Les demandeurs se sont également fiés aux affirmations de Bossé et Birko à l’effet que des investissements privés provenant de Toronto et d’un autre souscripteur à une débenture semblable à la leur allaient permettre à la compagnie de s’inscrire sur le marché boursier avant le 28 février 2000, suivi d’une émission publique d’actions dans un délai de six à sept mois. Cette « promesse » constituait un deuxième élément important dans la décision des demandeurs d’investir.

Jusqu’à quel point Bossé et Birko ont-ils faussé la possibilité et le délai de l’inscription de Monitus sur le marché boursier ? Cette inscription dépendait du financement privé et du développement de sa banque de données et de ses logiciels. Ils savaient, selon le juge, que ces deux éléments ne seraient pas complétés dans un court délai. Même si le financement privé avait été obtenu en entier pour le 28 février 2000, ils n’auraient pu inscrire Monitus sur le marché boursier avant au moins un autre six mois en raison du développement des logiciels et de la banque de données, auquel devait s’ajouter quelques mois d’opérations avant l’émission publique d’actions.

Le juge Bishop est donc arrivé à la conclusion que les demandeurs ont été victimes de fausses représentations de la part de Bossé et Birko, notamment quant à la valeur des actions, à l’inscription de Monitus sur le marché boursier et à l’émission publique d’actions qui devait donner une valeur supplémentaire aux actions des demandeurs.

Il est par ailleurs curieux de noter que le juge Bishop n’a aucunement tenu compte de l’expérience du demandeur Mashinsky, qui est un homme d’affaires aguerri. Le juge mentionne d’emblée dans son analyse que Mashinsky n’a jamais demandé une copie des états financiers de Monitus et nous constatons à la lecture de ce jugement que les demandeurs semblent ne s’être fiés qu’aux affirmations des défendeurs, de purs étrangers, pour investir 204 000$ dollars contrevenant ainsi aux règles élémentaires de prudence en semblable matière.
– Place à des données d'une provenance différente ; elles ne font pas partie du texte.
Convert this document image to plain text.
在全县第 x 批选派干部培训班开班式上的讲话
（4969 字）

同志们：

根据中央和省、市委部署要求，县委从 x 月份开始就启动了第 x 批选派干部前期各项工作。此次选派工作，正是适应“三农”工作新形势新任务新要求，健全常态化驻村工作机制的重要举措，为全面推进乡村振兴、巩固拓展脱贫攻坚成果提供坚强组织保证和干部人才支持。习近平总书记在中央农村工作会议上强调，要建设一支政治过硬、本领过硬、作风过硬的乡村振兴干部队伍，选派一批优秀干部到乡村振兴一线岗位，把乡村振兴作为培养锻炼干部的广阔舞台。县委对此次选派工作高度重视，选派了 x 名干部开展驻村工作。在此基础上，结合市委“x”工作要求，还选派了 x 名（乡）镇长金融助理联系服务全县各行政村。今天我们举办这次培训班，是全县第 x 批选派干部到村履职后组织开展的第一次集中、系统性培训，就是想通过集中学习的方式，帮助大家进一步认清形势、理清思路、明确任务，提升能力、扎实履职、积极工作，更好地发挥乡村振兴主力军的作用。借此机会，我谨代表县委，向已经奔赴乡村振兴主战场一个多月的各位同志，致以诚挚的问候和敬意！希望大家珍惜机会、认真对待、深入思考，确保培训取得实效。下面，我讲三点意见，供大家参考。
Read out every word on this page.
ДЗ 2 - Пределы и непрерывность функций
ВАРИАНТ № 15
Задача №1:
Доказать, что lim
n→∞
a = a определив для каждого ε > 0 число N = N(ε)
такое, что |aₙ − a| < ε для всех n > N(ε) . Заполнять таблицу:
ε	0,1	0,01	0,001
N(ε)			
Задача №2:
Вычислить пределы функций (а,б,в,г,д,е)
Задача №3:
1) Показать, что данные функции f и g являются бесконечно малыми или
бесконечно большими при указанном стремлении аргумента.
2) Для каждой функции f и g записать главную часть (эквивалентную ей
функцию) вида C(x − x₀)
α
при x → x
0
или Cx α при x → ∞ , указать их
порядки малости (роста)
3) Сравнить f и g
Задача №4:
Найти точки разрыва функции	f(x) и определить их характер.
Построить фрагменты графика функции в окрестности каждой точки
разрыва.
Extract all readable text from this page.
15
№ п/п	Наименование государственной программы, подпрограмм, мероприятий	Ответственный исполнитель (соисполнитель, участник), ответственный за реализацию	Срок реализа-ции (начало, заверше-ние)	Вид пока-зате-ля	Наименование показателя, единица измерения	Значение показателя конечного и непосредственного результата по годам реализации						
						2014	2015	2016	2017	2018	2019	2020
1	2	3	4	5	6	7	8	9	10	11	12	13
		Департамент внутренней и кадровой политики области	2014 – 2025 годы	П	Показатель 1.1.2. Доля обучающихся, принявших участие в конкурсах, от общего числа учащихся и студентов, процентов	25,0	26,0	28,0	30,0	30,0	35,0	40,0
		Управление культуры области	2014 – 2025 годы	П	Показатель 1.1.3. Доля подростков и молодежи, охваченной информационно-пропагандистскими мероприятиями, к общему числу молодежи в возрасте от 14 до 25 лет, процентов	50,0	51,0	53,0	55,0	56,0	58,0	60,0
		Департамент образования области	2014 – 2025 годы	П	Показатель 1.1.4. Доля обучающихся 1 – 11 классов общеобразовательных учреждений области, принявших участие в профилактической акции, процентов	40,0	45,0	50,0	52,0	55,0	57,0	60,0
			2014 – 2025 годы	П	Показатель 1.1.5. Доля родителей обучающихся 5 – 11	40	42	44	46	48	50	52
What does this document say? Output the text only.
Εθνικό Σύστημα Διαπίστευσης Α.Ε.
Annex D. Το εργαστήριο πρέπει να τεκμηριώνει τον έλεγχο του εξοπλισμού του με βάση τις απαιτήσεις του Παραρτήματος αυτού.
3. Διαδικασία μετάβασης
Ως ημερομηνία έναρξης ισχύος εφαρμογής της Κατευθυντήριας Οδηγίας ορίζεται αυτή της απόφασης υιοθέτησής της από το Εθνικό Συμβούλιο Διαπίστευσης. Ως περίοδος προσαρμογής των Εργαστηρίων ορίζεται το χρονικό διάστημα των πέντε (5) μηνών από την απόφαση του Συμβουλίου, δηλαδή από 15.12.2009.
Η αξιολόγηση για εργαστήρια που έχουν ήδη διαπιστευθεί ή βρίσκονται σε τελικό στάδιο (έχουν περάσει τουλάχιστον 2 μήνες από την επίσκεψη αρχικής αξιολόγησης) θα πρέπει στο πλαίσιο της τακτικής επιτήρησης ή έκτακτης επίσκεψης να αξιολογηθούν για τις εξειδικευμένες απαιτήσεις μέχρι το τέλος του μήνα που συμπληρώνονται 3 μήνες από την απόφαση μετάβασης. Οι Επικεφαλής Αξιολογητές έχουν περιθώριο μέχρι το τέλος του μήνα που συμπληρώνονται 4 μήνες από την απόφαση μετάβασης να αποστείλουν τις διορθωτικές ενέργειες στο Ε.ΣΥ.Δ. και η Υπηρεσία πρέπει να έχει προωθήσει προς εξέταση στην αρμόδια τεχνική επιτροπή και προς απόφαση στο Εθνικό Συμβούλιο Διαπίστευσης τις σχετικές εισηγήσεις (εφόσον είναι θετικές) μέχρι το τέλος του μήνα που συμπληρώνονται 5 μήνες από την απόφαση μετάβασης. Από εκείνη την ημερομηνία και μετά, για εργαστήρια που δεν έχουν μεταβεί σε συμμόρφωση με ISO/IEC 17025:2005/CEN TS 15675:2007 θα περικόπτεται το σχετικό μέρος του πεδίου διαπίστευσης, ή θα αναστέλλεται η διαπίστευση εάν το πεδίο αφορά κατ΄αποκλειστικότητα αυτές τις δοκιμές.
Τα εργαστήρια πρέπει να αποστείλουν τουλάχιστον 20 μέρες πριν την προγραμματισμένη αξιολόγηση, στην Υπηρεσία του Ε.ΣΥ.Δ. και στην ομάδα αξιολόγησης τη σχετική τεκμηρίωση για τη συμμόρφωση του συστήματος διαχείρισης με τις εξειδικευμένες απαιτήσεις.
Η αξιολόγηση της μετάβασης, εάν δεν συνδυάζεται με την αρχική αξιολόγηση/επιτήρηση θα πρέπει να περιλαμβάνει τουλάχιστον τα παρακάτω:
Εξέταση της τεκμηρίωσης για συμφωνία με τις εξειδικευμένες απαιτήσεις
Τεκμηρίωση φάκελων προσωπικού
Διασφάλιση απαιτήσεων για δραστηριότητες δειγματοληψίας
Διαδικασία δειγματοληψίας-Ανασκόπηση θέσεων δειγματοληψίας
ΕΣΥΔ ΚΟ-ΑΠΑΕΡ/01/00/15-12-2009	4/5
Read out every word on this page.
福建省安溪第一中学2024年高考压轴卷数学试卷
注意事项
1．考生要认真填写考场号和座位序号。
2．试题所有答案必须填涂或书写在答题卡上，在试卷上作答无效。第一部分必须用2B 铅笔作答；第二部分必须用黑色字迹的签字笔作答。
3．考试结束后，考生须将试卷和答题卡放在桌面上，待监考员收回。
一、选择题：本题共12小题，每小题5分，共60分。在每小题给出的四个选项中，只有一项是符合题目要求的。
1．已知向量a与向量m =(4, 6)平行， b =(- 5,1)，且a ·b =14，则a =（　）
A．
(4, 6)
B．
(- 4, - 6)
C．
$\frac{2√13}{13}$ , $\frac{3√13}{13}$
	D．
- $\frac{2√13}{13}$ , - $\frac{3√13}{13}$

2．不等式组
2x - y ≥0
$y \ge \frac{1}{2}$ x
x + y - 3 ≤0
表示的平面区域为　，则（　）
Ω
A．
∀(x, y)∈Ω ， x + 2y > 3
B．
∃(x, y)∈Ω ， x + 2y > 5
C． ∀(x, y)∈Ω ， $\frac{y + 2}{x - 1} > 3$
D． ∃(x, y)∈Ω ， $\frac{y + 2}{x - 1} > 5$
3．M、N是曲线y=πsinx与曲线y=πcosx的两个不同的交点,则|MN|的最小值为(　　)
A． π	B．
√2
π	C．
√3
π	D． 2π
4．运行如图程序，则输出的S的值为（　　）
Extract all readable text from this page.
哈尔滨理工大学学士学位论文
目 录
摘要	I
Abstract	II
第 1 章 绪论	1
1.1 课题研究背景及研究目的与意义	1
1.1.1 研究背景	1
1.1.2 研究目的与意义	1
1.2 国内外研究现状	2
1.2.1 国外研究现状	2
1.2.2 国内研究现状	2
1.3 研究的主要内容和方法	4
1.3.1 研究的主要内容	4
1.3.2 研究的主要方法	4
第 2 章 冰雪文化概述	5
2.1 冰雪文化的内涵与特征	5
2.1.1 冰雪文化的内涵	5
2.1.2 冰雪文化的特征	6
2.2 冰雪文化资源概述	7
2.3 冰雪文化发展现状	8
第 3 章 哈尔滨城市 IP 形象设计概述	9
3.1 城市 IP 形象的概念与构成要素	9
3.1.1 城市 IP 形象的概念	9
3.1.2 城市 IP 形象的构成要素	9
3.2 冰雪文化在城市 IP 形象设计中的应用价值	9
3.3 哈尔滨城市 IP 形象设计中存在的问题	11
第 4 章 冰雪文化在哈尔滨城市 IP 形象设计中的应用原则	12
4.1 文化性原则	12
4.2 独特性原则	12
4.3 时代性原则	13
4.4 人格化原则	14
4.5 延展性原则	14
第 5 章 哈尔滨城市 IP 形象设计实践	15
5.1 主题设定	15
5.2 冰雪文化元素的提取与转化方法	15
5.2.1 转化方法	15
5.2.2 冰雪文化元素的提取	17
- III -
En conclusion, bien que la débenture puisse constituer un moyen intéressant de financement pour une entreprise, les personnes impliquées dans le processus de financement doivent, malgré leur empressement d’obtenir des fonds pour leur entreprise, se garder de déployer des arguments de vente trompeurs faute de quoi ils s’exposent à devoir répondre tôt ou tard de leurs déclarations et actions fautives.